One of the most severe delays is in a critical area involving renovations of factory exits for workers, particularly in the case of a fire, the report alleged. In 13 percent of the factories, compared to 16 percent in September, lockable doors have not been removed, while 38 percent of the factories, down from 55 percent in September, have not removed sliding doors and collapsible gates, according to the report. Fifty-five percent of the group of factories has failed to install fire-rated doors and enclosed stairwells, compared to 61 percent in September, the report said.
“We continue to take a very active role within the Accord and are following the remediation plan progress closely,” the company said in a statement. “We see good progress, but to further speed up the remediation we are currently working closely together with IndustriALL Global Union, one of the Accord signatory unions] to use our combined leverage where needed.”
The company pledged to continue supporting its suppliers in “improving and upgrading their production facilities to safer and higher international standards as well as their management capabilities, allowing them to become competitive in a sustainable way.”
According to the report, it has been 16 to 22 months since H&M’s strategic suppliers were initially inspected by the Accord’s safety engineers and directed to make renovations by mandated deadlines.
“By now, each of these factories should have already completed all required renovations, with minimal exceptions,” the groups said.
The research concluded that 992 required structural, fire and electrical renovations have not yet been completed, which the groups calculated is an average of 31 uncompleted safety renovations per factory.

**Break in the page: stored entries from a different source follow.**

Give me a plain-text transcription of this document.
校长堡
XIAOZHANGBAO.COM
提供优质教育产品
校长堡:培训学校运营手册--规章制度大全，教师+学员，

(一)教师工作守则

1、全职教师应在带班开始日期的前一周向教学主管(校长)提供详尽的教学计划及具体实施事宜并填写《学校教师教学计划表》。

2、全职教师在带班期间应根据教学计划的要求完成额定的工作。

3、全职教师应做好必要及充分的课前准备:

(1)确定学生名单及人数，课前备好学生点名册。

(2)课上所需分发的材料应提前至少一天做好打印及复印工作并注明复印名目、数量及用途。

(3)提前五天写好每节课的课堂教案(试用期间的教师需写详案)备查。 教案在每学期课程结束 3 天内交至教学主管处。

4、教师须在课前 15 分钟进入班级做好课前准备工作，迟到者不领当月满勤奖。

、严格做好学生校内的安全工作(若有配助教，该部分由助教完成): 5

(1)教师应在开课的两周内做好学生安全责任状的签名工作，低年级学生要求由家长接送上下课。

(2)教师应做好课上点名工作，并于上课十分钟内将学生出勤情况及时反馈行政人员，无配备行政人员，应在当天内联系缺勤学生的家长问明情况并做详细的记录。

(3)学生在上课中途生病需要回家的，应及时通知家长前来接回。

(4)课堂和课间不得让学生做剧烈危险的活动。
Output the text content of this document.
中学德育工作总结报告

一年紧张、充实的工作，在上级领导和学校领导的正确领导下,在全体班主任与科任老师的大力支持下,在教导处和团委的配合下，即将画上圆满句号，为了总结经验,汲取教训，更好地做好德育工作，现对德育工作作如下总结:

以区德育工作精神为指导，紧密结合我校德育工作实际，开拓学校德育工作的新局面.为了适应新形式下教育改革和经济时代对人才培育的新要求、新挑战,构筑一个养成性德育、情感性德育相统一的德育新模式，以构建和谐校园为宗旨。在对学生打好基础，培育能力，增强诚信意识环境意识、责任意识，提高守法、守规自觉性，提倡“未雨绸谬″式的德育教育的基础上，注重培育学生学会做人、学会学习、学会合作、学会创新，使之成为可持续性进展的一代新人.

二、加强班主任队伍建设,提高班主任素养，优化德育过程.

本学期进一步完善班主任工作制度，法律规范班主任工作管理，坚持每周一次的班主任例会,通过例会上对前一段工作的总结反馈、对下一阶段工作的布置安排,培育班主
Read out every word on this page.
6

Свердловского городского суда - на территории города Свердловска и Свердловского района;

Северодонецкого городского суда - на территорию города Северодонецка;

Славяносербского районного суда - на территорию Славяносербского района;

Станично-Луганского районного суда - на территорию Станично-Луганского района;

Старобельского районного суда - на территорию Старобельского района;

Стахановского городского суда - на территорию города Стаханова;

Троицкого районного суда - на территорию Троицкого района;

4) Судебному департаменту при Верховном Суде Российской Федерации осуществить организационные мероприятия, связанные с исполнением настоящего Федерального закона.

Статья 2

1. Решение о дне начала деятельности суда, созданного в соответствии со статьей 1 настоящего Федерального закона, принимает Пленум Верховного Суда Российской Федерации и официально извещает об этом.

The groups also noted that they raised concerns to H&M about the delays in repairs in October, claiming they could be the result of the company’s “failure” to assess the financial ability of suppliers to carry out mandated repairs. They called on the retailer to provide sufficient funding for fire, electrical and structural renovations, and to make public the financing it provides.
“Limited progress” has been made, the report surmised.
The percentage of renovations reported as incomplete and behind schedule is down to 24.5 percent from 52 percent in September, the report said. In addition, the remediation involving exits for workers has also progressed, based on the percentage of declines in factories where lockable doors had not been removed, for example.
“However, progress achieved is far too scant. These factories were inspected well over a year ago, with some approaching two years since inspection, and the hazards still waiting to be addressed are life-threatening in nature, which makes immediate remediation imperative,” the report concluded. “As of today, hardly any of H&M’s factories in Bangladesh can be called safe — and more than half have failed even to create proper fire exits. For a company with H&M’s resources and clout — it is the largest buyer of clothes in Bangladesh – this performance is indefensible.”